Où est le « cauchemar éveillé » dont le Nain nous fait la promesse ? Nulle part. Tous les personnages sont fades, lisses, gentillets et beaux. Les Fées, les Centaures et autres créatures vivent sous terre, loin du regard des humains, et ne semblent représenter aucun danger pour l’Humanité. Certes, ces derniers possèdent des technologies incroyables et nous sommes bien loin de ce que dépeint les livres de contes, mais nous sommes également loin des cauchemars évoqués par ce cher Nain. Et, ce n’est certainement pas l’apparition d’un Troll pour tenter de prouver qu’Artemis Fowl peut être un film sombre, qui me fera changer d’avis. Harry Potter avait au moins l’intelligence de présenter un bestiaire aux allures terrifiantes (Sombrals, Détraqueurs, Acromentules…) ou d’une laideur incomparable (Les Efles de Maison, Les Lutins de Cornouaille…). Même les Trolls et les Centaures de Harry Potter n’avaient pas cet aspect esthétique charmant et merveilleux, c’est dire !
De plus, aucune menace ne plane vraiment sur les héros. La Fée Noire, antagoniste principale du film, reste toujours en retrait de l’action et ne confronte que par « téléphone » Artemis et sa bande. Bien-sûr, les menaces tapies dans l’ombre sont souvent les plus oppressantes toutefois, l’ambiance anxiogène qui devrait ici se dégager au sein du récit est inexistante, notamment parce que les enjeux sont bien trop faibles et pris avec trop de légèreté.

La bande à Picsou

Artemis Fowl, nouveau génie du crime ou farce criminelle ?

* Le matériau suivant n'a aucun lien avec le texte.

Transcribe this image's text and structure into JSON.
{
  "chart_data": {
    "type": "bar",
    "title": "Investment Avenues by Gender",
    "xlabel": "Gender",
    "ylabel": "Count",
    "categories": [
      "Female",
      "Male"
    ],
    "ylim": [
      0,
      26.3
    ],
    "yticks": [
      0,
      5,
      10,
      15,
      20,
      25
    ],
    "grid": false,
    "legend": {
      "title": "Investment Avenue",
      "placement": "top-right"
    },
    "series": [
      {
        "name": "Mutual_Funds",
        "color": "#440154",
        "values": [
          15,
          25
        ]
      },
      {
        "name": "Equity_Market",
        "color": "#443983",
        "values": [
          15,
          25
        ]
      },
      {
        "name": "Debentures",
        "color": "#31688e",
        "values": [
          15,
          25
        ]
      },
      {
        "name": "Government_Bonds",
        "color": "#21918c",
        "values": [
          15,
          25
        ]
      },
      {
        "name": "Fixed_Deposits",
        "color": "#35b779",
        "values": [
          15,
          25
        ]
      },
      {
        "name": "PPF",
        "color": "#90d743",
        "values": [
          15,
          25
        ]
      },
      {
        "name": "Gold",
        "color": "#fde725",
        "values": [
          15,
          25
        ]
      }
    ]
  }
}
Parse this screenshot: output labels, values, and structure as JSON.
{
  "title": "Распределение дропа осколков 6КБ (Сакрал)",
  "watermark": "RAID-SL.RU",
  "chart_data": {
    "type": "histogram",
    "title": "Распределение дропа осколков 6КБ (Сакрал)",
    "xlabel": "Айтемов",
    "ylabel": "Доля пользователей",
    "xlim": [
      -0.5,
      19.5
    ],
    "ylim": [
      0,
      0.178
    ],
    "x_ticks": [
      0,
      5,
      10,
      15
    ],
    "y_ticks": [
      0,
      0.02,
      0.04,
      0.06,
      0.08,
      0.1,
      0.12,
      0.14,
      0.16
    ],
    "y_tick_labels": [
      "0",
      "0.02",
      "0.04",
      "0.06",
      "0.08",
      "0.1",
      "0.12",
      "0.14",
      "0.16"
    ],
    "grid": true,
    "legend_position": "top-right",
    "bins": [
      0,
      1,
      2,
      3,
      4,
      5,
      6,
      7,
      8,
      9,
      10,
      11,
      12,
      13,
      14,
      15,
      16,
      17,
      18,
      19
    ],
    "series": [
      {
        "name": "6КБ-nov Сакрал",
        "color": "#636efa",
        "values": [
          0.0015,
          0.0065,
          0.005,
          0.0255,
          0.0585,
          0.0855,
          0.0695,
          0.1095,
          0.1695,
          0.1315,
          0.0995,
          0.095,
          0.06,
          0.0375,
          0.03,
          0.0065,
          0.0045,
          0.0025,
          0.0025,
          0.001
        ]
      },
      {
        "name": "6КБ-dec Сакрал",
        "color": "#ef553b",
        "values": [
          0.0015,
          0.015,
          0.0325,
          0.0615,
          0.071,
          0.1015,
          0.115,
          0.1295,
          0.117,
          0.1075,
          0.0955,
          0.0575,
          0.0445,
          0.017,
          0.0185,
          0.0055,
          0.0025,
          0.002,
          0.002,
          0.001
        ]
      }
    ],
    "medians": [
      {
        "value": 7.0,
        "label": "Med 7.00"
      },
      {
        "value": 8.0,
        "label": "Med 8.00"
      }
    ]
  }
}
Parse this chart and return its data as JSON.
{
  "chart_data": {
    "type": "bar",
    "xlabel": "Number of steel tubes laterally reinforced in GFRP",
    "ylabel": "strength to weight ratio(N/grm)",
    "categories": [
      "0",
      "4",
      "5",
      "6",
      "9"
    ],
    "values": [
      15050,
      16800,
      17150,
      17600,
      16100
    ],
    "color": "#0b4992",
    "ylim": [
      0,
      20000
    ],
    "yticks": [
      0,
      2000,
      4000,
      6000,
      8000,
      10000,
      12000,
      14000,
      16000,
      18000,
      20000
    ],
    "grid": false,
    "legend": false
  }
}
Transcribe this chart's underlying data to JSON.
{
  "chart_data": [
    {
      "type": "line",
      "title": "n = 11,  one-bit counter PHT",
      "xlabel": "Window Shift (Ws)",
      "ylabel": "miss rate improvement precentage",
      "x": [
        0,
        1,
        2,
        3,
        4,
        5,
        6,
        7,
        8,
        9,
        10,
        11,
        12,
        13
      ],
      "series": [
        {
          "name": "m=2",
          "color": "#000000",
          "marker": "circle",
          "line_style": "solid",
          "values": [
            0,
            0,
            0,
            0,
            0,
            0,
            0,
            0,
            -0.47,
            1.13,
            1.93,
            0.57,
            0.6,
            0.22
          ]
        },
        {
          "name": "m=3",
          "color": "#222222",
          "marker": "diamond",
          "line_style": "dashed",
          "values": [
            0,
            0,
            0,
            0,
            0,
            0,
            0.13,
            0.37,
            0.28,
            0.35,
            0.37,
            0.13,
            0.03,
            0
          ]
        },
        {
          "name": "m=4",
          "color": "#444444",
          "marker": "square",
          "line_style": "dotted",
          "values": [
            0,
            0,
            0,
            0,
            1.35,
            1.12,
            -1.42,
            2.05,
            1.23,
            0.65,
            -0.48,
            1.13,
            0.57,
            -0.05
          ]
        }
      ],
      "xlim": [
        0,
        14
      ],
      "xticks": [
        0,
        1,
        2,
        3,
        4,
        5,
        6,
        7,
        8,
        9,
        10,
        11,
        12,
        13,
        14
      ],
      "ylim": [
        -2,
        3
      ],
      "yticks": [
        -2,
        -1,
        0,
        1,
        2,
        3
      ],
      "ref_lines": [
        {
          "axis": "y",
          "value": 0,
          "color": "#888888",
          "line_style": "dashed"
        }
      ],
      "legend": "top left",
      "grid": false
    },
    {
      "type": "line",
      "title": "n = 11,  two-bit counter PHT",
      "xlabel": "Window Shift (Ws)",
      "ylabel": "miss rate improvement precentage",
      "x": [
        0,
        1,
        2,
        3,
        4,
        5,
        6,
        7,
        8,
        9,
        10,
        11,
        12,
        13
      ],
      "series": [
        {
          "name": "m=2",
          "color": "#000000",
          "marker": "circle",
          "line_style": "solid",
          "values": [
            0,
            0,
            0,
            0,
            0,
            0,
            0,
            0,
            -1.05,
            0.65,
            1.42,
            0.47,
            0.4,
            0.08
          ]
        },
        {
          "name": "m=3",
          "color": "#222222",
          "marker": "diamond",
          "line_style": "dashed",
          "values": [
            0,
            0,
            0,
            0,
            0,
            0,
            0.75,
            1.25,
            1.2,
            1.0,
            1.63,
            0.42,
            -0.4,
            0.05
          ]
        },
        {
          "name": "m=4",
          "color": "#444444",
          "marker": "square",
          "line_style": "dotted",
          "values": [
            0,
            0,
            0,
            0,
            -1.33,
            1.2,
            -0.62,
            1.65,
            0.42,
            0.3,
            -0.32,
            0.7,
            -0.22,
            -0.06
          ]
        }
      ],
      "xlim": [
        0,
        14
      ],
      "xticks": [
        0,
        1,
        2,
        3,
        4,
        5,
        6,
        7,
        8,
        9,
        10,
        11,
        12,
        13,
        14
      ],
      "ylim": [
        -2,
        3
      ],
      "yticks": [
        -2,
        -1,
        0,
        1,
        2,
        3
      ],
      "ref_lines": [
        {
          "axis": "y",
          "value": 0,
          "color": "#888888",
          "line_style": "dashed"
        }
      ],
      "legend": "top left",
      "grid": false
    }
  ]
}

Le choix de Kenneth Branagh comme réalisateur n’est à mon avis pas anodin. Quoi qu’en disent les haters, Branagh sait conter et/ou iconiser des personnages fictifs ou historiques d’envergure, à travers des choix de mises en scène forts et une certaine forme de théâtralité, plaisante.
Que ce soit Thor (très sous-estimé), Cendrillon ou Hercule Poirot (Le Crime de l’Orient d’Express) – pour ne citer que ses œuvres les plus récentes -, le réalisateur parvient toujours à donner vie à des légendes de la littérature. Son arrivée sur Artemis Fowl était donc une suite logique dans sa filmographie.
Malheureusement, le cinéaste d’Henry V s’est royalement planté, prisonnier d’un scénario avec lequel il ne pouvait certainement pas exprimer toute sa créativité. Toutefois, Branagh avait déjà surmonté ce genre d’épreuves par le passé, on ne peut décemment remettre la totalité de la faute aux scénaristes – même si l’un d’eux n’est autre qu’un des auteurs du désastreux Green Lantern (2011).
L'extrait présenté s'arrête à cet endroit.